Gerald Perry

No. 60, 64, 71
- Positions: Tackle, guard

Personal information
- Born: November 12, 1964 (age 61) Columbia, South Carolina, U.S.
- Listed height: 6 ft 6 in (1.98 m)
- Listed weight: 290 lb (132 kg)

Career information
- High school: Dreher (Columbia)
- College: Southern
- NFL draft: 1988: 2nd round, 45th overall pick

Career history
- Denver Broncos (1988–1990); Los Angeles Rams (1991–1992); Los Angeles/Oakland Raiders (1993–1995); St. Louis Rams (1996)*; (1997)*;
- * Offseason or practice squad member only

Career NFL statistics
- Games played: 97
- Games started: 84
- Fumble recoveries: 2
- Stats at Pro Football Reference

= Gerald Perry (American football) =

American football player (born 1964)

Gerald Perry (born November 12, 1964) is an American former professional football player who was an offensive tackle for eight seasons in the National Football League (NFL).
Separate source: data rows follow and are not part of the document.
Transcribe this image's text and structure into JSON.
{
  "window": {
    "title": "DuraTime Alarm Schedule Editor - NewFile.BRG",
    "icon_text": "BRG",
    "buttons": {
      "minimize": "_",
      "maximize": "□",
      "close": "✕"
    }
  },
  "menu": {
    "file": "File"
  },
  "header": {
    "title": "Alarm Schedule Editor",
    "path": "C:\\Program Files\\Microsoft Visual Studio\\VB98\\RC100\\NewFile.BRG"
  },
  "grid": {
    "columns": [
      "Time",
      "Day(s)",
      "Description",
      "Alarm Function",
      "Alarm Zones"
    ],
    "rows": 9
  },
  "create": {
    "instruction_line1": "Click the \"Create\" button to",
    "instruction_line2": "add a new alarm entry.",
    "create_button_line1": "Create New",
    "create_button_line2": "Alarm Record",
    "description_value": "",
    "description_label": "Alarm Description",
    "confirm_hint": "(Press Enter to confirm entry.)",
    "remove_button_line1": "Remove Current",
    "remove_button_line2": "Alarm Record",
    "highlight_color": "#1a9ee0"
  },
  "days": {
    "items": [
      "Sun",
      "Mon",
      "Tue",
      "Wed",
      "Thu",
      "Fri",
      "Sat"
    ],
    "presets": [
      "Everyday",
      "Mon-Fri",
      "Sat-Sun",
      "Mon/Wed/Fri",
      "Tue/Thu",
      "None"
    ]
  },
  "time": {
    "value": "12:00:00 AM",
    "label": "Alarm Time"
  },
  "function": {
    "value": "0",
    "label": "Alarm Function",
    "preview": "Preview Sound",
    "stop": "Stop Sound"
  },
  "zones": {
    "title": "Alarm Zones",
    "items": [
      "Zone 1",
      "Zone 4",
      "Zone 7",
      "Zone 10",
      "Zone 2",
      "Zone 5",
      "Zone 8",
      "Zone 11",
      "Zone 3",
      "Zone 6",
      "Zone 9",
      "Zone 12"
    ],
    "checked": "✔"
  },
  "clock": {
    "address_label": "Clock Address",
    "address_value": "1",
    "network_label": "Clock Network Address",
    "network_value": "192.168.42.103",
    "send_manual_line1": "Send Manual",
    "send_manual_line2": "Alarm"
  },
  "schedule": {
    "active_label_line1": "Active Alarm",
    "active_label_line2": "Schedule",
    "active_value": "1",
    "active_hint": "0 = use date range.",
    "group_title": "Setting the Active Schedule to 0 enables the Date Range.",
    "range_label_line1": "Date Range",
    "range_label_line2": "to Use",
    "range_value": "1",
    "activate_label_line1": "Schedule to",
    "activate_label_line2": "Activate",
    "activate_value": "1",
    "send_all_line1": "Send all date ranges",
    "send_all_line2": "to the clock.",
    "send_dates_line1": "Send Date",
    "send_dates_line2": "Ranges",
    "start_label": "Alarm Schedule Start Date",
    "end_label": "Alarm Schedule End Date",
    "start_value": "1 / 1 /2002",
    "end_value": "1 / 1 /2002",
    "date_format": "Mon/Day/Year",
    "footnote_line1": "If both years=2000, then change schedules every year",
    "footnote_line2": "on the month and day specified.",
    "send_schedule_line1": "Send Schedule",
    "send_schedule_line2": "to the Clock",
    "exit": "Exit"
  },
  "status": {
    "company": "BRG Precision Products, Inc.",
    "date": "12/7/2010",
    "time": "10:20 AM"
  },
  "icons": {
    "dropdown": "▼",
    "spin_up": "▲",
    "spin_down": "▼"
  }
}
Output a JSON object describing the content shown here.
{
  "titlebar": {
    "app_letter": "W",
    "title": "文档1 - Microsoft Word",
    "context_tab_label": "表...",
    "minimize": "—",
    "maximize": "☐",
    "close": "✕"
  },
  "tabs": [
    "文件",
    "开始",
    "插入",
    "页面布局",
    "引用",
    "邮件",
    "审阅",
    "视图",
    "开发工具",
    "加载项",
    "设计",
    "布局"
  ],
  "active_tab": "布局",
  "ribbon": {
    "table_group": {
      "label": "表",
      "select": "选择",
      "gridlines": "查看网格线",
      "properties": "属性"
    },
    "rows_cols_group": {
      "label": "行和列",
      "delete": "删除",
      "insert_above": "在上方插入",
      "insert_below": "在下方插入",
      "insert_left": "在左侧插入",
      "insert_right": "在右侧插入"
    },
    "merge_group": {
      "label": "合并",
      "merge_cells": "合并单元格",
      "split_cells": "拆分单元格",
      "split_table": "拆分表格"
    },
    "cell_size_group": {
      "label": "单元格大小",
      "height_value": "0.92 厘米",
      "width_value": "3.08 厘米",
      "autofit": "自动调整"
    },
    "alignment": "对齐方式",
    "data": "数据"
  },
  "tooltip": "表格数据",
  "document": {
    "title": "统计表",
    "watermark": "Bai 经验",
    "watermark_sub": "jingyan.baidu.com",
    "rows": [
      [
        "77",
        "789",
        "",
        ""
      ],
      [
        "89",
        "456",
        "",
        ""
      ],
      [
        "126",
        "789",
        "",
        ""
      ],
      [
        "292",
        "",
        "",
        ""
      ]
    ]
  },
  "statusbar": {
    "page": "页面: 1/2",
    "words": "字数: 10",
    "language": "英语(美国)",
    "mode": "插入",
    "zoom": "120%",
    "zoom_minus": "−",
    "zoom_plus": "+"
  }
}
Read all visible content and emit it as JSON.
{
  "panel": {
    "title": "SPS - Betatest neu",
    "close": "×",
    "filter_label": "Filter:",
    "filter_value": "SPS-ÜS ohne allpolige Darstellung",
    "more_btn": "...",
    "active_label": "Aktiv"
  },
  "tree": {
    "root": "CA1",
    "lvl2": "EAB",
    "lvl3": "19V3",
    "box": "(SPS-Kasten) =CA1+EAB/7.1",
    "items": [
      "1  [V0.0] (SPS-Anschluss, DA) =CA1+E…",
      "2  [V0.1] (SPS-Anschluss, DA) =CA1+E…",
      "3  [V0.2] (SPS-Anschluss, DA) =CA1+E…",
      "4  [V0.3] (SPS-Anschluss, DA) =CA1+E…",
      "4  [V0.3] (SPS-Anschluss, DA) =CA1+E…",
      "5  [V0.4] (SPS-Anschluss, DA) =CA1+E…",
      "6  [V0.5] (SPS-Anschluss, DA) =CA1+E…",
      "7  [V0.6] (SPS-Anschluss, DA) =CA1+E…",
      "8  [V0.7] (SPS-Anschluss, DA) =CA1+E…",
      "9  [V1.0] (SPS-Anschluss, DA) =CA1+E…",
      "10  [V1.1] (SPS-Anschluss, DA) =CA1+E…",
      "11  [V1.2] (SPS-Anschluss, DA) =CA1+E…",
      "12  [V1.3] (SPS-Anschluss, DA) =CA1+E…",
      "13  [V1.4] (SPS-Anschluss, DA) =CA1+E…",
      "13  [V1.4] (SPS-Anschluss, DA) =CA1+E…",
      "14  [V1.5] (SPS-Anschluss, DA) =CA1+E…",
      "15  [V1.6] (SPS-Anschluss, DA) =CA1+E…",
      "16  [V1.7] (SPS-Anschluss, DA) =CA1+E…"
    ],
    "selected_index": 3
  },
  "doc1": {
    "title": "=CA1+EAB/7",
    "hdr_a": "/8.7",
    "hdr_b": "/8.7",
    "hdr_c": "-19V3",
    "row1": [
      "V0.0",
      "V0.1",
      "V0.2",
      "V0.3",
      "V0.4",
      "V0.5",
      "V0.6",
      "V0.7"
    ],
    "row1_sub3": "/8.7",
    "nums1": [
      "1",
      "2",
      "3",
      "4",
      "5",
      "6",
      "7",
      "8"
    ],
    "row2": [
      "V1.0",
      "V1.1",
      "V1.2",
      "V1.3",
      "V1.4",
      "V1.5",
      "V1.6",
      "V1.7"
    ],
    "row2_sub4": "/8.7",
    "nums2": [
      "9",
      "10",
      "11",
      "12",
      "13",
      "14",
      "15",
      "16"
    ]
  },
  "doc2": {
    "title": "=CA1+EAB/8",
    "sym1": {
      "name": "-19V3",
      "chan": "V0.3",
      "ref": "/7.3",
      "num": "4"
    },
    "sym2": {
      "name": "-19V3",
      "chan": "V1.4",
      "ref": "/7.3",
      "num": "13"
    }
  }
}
He played college football for the Southern Jaguars and was selected by the Denver Broncos in the second round of the 1988 NFL draft. He started in Super Bowl XXIV for the Broncos. He was a star basketball player in high school, winning the honor of the state's Mr. Basketball in 1983 as a center for Dreher High School.

On December 27, 1989, Perry was convicted of soliciting a prostitute, and was sentenced to 15 days imprisonment. He was injured in a shooting in 2009.